'Salt pit' definitions:
Definition of 'Salt pit'
From: GCIDE
- Salt \Salt\, a. [Compar. Salter; superl. Saltest.] [AS. sealt, salt. See Salt, n.]
- 1. Of or relating to salt; abounding in, or containing, salt; prepared or preserved with, or tasting of, salt; salted; as, salt beef; salt water. "Salt tears." --Chaucer. [1913 Webster]
- 2. Overflowed with, or growing in, salt water; as, a salt marsh; salt grass. [1913 Webster]
- 3. Fig.: Bitter; sharp; pungent. [1913 Webster]
- I have a salt and sorry rheum offends me. --Shak. [1913 Webster]
- 4. Fig.: Salacious; lecherous; lustful. --Shak. [1913 Webster] [1913 Webster]
- Salt acid (Chem.), hydrochloric acid.
- Salt block, an apparatus for evaporating brine; a salt factory. --Knight.
- Salt bottom, a flat piece of ground covered with saline efflorescences. [Western U.S.] --Bartlett.
- Salt cake (Chem.), the white caked mass, consisting of sodium sulphate, which is obtained as the product of the first stage in the manufacture of soda, according to Leblanc's process.
- Salt fish. (a) Salted fish, especially cod, haddock, and similar fishes that have been salted and dried for food. (b) A marine fish.
- Salt garden, an arrangement for the natural evaporation of sea water for the production of salt, employing large shallow basins excavated near the seashore.
- Salt gauge, an instrument used to test the strength of brine; a salimeter.
- Salt horse, salted beef. [Slang]
- Salt junk, hard salt beef for use at sea. [Slang]
- Salt lick. See Lick, n.
- Salt marsh, grass land subject to the overflow of salt water.
- Salt-marsh caterpillar (Zool.), an American bombycid moth (Spilosoma acraea which is very destructive to the salt-marsh grasses and to other crops. Called also {woolly bear}. See Illust. under Moth, Pupa, and {Woolly bear}, under Woolly.

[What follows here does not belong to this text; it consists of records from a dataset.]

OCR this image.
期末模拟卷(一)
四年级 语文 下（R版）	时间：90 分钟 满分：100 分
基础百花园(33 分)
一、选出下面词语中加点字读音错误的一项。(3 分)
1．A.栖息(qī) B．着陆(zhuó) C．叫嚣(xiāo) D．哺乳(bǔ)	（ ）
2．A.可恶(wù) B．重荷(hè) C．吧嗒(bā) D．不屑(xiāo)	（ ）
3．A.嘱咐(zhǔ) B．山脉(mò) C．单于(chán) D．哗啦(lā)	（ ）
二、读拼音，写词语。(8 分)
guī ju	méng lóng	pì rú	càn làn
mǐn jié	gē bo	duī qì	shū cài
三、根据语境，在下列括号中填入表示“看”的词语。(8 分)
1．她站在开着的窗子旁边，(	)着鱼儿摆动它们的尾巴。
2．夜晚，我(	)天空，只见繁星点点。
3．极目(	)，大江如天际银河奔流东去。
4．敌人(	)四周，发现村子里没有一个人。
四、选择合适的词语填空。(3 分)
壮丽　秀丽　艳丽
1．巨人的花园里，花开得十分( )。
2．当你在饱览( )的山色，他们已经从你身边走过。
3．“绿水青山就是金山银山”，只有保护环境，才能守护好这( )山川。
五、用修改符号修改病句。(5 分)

- Salt-marsh fleabane (Bot.), a strong-scented composite herb (Pluchea camphorata) with rayless purplish heads, growing in salt marshes.
- Salt-marsh hen (Zool.), the clapper rail. See under Rail.
- Salt-marsh terrapin (Zool.), the diamond-back.
- Salt mine, a mine where rock salt is obtained.
- Salt pan. (a) A large pan used for making salt by evaporation; also, a shallow basin in the ground where salt water is evaporated by the heat of the sun. (b) pl. Salt works.
- Salt pit, a pit where salt is obtained or made.
- Salt rising, a kind of yeast in which common salt is a principal ingredient. [U.S.]
- Salt raker, one who collects salt in natural salt ponds, or inclosures from the sea.
- Salt sedative (Chem.), boracic acid. [Obs.]
- Salt spring, a spring of salt water.
- Salt tree (Bot.), a small leguminous tree ({Halimodendron argenteum}) growing in the salt plains of the Caspian region and in Siberia.
- Salt water, water impregnated with salt, as that of the ocean and of certain seas and lakes; sometimes, also, tears. [1913 Webster]
- Mine eyes are full of tears, I can not see; And yet salt water blinds them not so much But they can see a sort of traitors here. --Shak. [1913 Webster]
- Salt-water sailor, an ocean mariner.